On October 3, Pakistan’s interim government announced it was giving “illegal immigrants” 28 days to leave the country. Those who do not do so would be forcefully deported starting on November 1.
This unprecedented measure is directed specifically at the 1.73 million Afghans who have fled to Pakistan and who have not been able to attain formal refugee status.
The announcement was made after the Pakistani government alleged that 14 out of 24 suicide bombings this year had been carried out by individuals holding Afghan citizenship. It has not put forward any evidence to support this claim yet.
The threat of deportation has been condemned by multiple international organisations and governments.
I, and many other Afghans, would attest to the warm hospitality Pakistan has shown Afghan people through the years. Afghans have had significantly better opportunities to study, live and work in Pakistan compared with other countries in the region.
This long history of friendship should not be poisoned by short-sighted and reactionary decisions. The treatment of Afghan refugees has already deteriorated significantly in Pakistan in recent years as they have been persistently blamed for security failures within the country.
Over the past few years, the Tehreek-e-Taliban-e-Pakistan (TTP), also known as the Pakistani Taliban, has ramped up its attacks on security personnel and civilians. The Pakistani security apparatus and army have struggled to contain its terrorist activities, and government officials have repeatedly accused the Afghan Taliban of harbouring the group.

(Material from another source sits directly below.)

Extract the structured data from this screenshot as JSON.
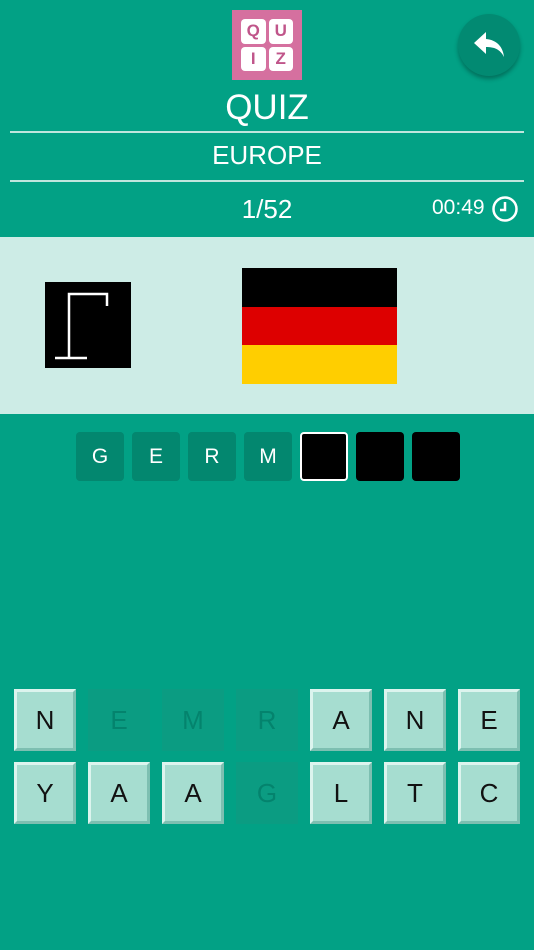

It is important to put these developments in context. Pakistan played a key role in creating and bringing to power the Afghan Taliban in the 1990s. During the 20-year US occupation of Afghanistan, the Pakistani establishment gave refuge to the group. The TTP is a byproduct of this relationship. The leaders of the TTP all trained and developed bonds with the leaders of the Taliban during their time in the tribal areas of Pakistan.
But the TTP was formed in Pakistan and has operated for most of its existence from within the country. Even if one were to accept the claim that today the Afghan Taliban allows the TTP’s leadership to operate from eastern Afghanistan, let us remember that the Afghan people did not choose the Taliban to rule them and they should not be punished for its decisions.
Let us also recall that the elected Pakistani government was among the first to congratulate the Taliban on taking over Kabul and then-Prime Minister Imran Khan even called it “breaking the chains of slavery”.
It is important to note that the Afghan Taliban has made concrete progress in fighting terrorist groups, which has been acknowledged by the United States, China, Russia and countries in Afghanistan’s immediate neighbourhood. It has systematically attacked cells of the Islamic State-Khorasan Province, which claimed a deadly suicide bombing in July in Pakistan’s Khyber Pakhtunkhwa province.
Its government in Kabul has also made an effort to address Pakistan’s security concerns regarding the TTP. In 2022, the Taliban hosted negotiations between Pakistan and the TTP that resulted in a ceasefire lasting five months. When the Pakistani military carried out air raids in April last year on Afghan territory, violating Afghanistan’s sovereignty and killing civilians, the Taliban government had a rather mellow reaction, issuing a statement condemning the attacks as “cruelty”, a response that was quite unpopular among Afghans.
Then in August, the Taliban’s supreme leader, Hibatullah Akhundzada, issued a decree forbidding cross-border attacks. In late September, Taliban government forces detained about 200 TTP fighters on Afghan territory.
Against the backdrop of all these events, it is unfortunate that the Pakistani government decided to ignore the potential for meaningful security cooperation and take a populist and inhumane decision to expel Afghans.
Pakistan is a nation born during the biggest migration of people in modern history. Its people know what seeking safe haven means. They also know the trauma of collective punishment.
Today as Pakistanis are standing up to denounce Israel’s collective punishment of Palestinians, they should not close their eyes and stay silent about the decision to expel an Afghan population almost as large as that of Gaza.
I call upon our friends in Pakistan to appeal to their government and demand that they respect the Afghan refugees’ basic rights to dignity and safety.
African American poet Maya Angelou once said: “No one leaves home unless home is the mouth of a shark.” Pakistanis should not let those who need kindness the most become the victims of ill-conceived foreign policies. If carried out, this cruel act of deportation would negatively affect relations between both countries for years to come.
The views expressed in this article are the author’s own and do not necessarily reflect Al Jazeera’s editorial stance.